Seit ich vor drei Jahren zur Autorin aufgestiegen bin, sitze ich mehr oder weniger den ganzen Tag vor meinem Laptop und sehe niemanden. Da mir das ziemlich aufs Gemüt schlägt, nehme ich hin und wieder kleine Jobs an, um unter Leute zu kommen. Das tut mir gut und ich komme aus meiner Wohnung raus. Außerdem gibt es immer Impulse für meine Geschichten. Und Geld gibt es dafür auch noch. Also eine klassische WIN-WIN-Situation.
„Die Klamotten werden übrigens gestellt, damit wir alle einheitlich aussehen“, teilt Anna mir mit. „Außerdem müssen wir uns die Haare zurückbinden. Bequeme Schuhe müssen wir selbst mitbringen und zwar in schwarz. Wir sollen keinen Schmuck tragen und uns nur dezent schminken. Wahrscheinlich, damit wir den aufgetakelten Barbiepuppen nicht die Show stehlen.“
Wir lachen beide.

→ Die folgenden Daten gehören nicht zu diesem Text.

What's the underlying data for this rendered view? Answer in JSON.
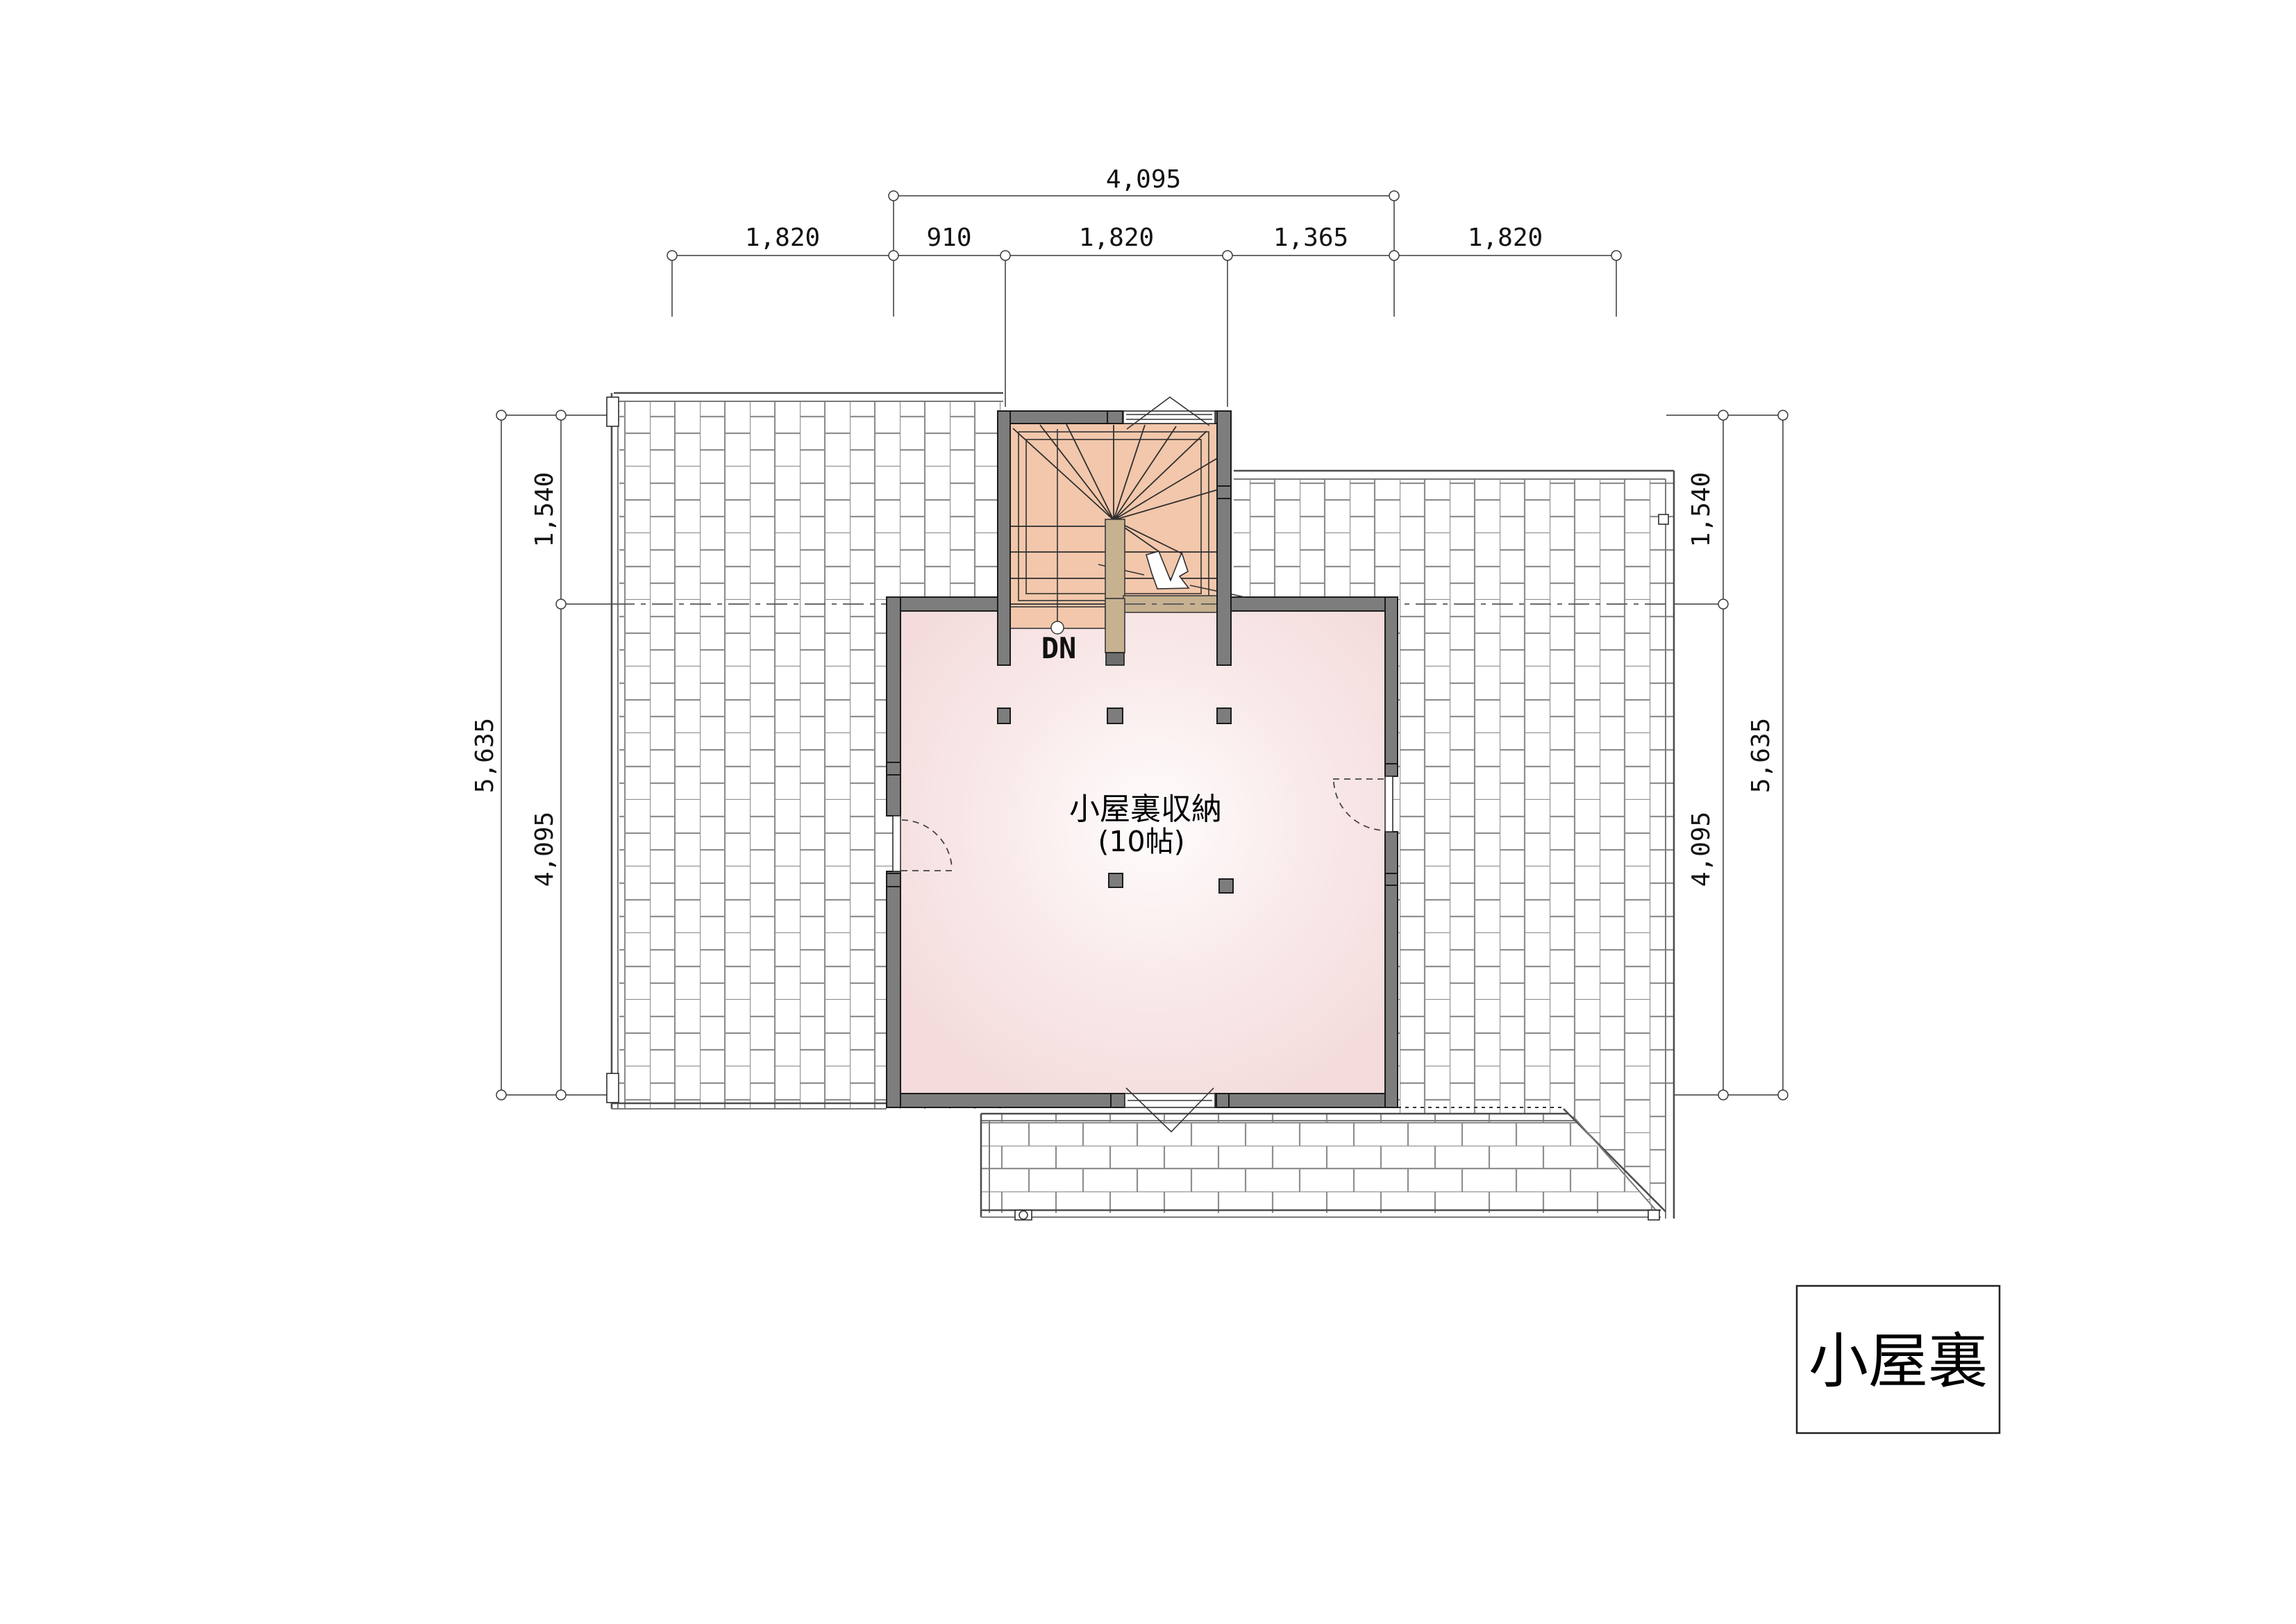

Da Anna und ich schon oft gekellnert haben, sind wir quasi gelernte Kräfte, sodass es für uns überhaupt kein Problem ist, vier Stunden lang mit einem Tablett in der Hand herumzulaufen. Ich freue mich auf den Auftrag. Es gibt bestimmt viel zu sehen und zu entdecken und ich bekomme neuen Stoff für meine Romane.
Ursprünglich bin ich gelernte Sekretärin. Diesen Beruf habe ich acht Jahre lang ausgeübt. Allerdings hat es mich schnell genervt, dass ich immer nur die ausführende Kraft war und keine eigenen Entscheidungen treffen konnte. Immer musste ich das tun, was mir jemand sagte – und dann musste ich auch noch Kaffee für tausend Gäste kochen. Das alles hat mich mehr und mehr gestört.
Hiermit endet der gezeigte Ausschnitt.